778a2 Ciments grecs Héraklès, groupe Lafarge
 
Sans doute il n’est pas très malin, quand on sort d’un concert dont on se sent tout rempli, d’avoir à la suite une autre activité plutôt que de rester imprégné de ce que l’on a entendu. Or, comme je le racontais dans mon avant-dernier article, en ce 10 novembre nous avons assisté au concert d’Angelika Ionatos et Katerina Fotinakis mais, tout excités par ce que nous avons entendu, nous ne désirions pas rentrer immédiatement au camping et parce que ce soir le musée Benaki ferme très tard nous nous y sommes rendus.
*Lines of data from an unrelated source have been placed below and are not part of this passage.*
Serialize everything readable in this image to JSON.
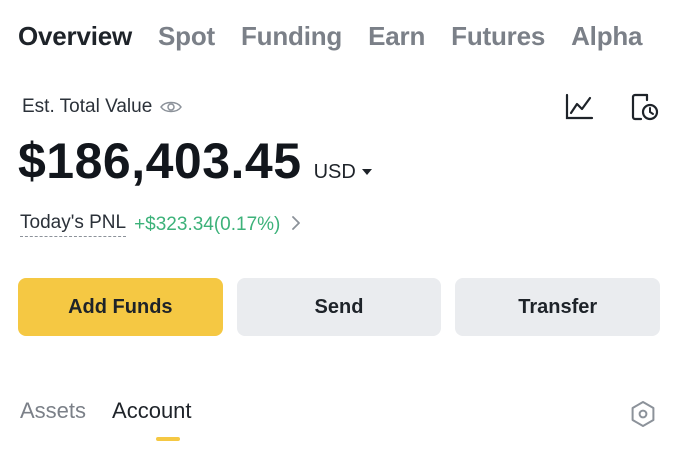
{
  "top_tabs": [
    {
      "label": "Overview",
      "active": true
    },
    {
      "label": "Spot",
      "active": false
    },
    {
      "label": "Funding",
      "active": false
    },
    {
      "label": "Earn",
      "active": false
    },
    {
      "label": "Futures",
      "active": false
    },
    {
      "label": "Alpha",
      "active": false
    }
  ],
  "balance": {
    "label": "Est. Total Value",
    "amount": "$186,403.45",
    "currency": "USD",
    "pnl_label": "Today's PNL",
    "pnl_value": "+$323.34(0.17%)"
  },
  "actions": {
    "add_funds": "Add Funds",
    "send": "Send",
    "transfer": "Transfer"
  },
  "bottom_tabs": [
    {
      "label": "Assets",
      "active": false
    },
    {
      "label": "Account",
      "active": true
    }
  ],
  "icons": {
    "visibility": "eye-icon",
    "chart": "line-chart-icon",
    "history": "history-icon",
    "settings": "hexagon-settings-icon"
  },
  "colors": {
    "accent": "#f5c843",
    "positive": "#3db27a",
    "secondary_button": "#eaecef"
  }
}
Notre intention, en vérité, n’était pas de voir une fois de plus les collections déjà visitées le 31 mars et le 2 avril derniers, mais nous avions entendu dire qu’il s’y trouvait une exposition temporaire. La Société Anonyme Nationale de Ciments Héraklès, l’une des filiales du groupe français Lafarge, édite chaque année depuis 1956 un calendrier illustré par des artistes contemporains, et se targue non sans raison d’avoir ainsi fait pénétrer l’art contemporain dans de nombreux foyers qui ne l’auraient jamais connu, leur mettant quotidiennement ces œuvres d’art sous les yeux. Au total, une soixantaine d’artistes y ont collaboré, et c’est une sélection de ces œuvres originales qui est présentée ici (pour être imprimées, elles étaient réduites aux dimensions du calendrier).
 
778b1 Yannis Moralis, Héraklès tuant Hippolyte (1956)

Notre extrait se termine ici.